City Budget Office Rebukes Commissioner Dan Ryan’s Staffing Request

Adding so many staff would put budget pressure on Portland Parks & Recreation, the City Budget Office determined.

City Commissioner Dan Ryan. (Blake Benard)

On July 1, in anticipation of a new form of government that arrives next year, Portland city bureaus will be realigned under new groupings called “service areas,” each (for now) under the control of a city commissioner.

The city’s annual budget season is well underway, and as part of that process, each of the five commissioners are submitting budget requests for their service areas.

One of those budget requests—that of the “Vibrant Communities” area, which includes the Portland Children’s Levy, Parks & Recreation and the City Arts Program and is under the control of Commissioner Dan Ryan—got pushback from the City Budget Office.

Ryan’s colleagues each asked for a single staffer to assist a deputy city administrator, one of which will oversee each service area, meaning there will be six such deputies. But Ryan asked for six full-time staffers to assist the Vibrant Communities deputy city administrator.

If those positions were funded, the City Budget Office wrote in a recent memo, the parks bureau would have to absorb an additional $450,000 in costs annually, and the Children’s Levy and City Arts Program would have to absorb an additional $144,387 in new costs, the office wrote. One of Ryan’s requested positions would be a transfer from the parks bureau.

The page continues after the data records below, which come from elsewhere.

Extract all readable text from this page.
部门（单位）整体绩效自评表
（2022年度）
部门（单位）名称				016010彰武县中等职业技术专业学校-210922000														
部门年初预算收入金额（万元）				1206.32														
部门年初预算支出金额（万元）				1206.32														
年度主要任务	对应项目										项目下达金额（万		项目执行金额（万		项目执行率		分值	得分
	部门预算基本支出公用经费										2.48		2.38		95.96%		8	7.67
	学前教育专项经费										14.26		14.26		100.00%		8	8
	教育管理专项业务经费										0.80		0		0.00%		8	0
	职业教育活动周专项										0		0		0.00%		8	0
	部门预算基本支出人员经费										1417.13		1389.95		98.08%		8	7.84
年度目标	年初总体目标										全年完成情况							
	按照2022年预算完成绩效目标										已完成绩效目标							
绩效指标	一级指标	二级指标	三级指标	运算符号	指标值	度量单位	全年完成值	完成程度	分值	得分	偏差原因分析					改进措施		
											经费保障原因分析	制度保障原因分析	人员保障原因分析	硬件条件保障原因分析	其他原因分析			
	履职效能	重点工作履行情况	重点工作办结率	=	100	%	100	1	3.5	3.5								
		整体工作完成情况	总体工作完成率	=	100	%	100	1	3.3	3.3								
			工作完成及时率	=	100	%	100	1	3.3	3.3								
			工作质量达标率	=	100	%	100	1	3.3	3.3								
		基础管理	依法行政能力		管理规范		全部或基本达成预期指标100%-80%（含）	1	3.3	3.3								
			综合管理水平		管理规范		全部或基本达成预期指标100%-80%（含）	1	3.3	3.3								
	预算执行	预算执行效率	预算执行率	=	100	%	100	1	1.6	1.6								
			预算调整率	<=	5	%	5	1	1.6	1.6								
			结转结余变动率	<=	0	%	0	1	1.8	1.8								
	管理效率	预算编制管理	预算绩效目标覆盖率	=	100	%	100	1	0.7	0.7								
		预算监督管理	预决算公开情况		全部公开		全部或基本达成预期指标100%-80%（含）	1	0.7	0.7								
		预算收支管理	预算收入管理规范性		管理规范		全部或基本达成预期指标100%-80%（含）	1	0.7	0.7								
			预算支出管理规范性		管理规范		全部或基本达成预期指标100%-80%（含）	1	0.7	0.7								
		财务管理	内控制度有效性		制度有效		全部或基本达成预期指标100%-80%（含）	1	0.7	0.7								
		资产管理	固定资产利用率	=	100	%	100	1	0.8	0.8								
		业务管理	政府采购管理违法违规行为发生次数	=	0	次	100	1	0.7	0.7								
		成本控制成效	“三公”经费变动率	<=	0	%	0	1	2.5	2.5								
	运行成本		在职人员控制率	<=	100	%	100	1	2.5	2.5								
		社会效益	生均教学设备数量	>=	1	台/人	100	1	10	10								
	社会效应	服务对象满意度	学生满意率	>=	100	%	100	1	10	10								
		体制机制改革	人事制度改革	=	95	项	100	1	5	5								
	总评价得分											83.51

“CBO does not recommend adding an additional level of administrative staff without having a comprehensive understanding of how these staff will aid in sustainability of the service area as a whole, and not harm its flexibility to solve projected budget shortfalls,” the Budget Office wrote.

The ask comes after a year of Ryan repeatedly expressing his concern over the rising costs of the city’s transition to a new form of government.

The five additional positions requested by Ryan include a chief of staff to the deputy city administrator and then additional positions housed under that chief of staff: equity and inclusion staff, communications staff, a council liaison, and an engagement coordinator. Ryan’s request for administrative padding comes as all bureaus—save for the fire, Police and Emergency Communications bureaus—face a 5% budget constraint this fiscal year.

“Using current general fund resources for other purposes,” the Budget Office wrote, “including this office, contributes to a trade-off between current administrative functions and future services.”

T.J. McHugh, deputy chief of staff to Ryan, says Vibrant Communities has since pared down its request.

“During the next budget submission, an updated organization chart will reflect a streamlined chief of staff office that will bring long-term efficiencies to the service area,” McHugh said. “[City budget director] Tim Grewe applauded the changes and hoped the Vibrant Communities structure could be a model for other service areas.”

McHugh declined to say how many positions Ryan will request next go-around.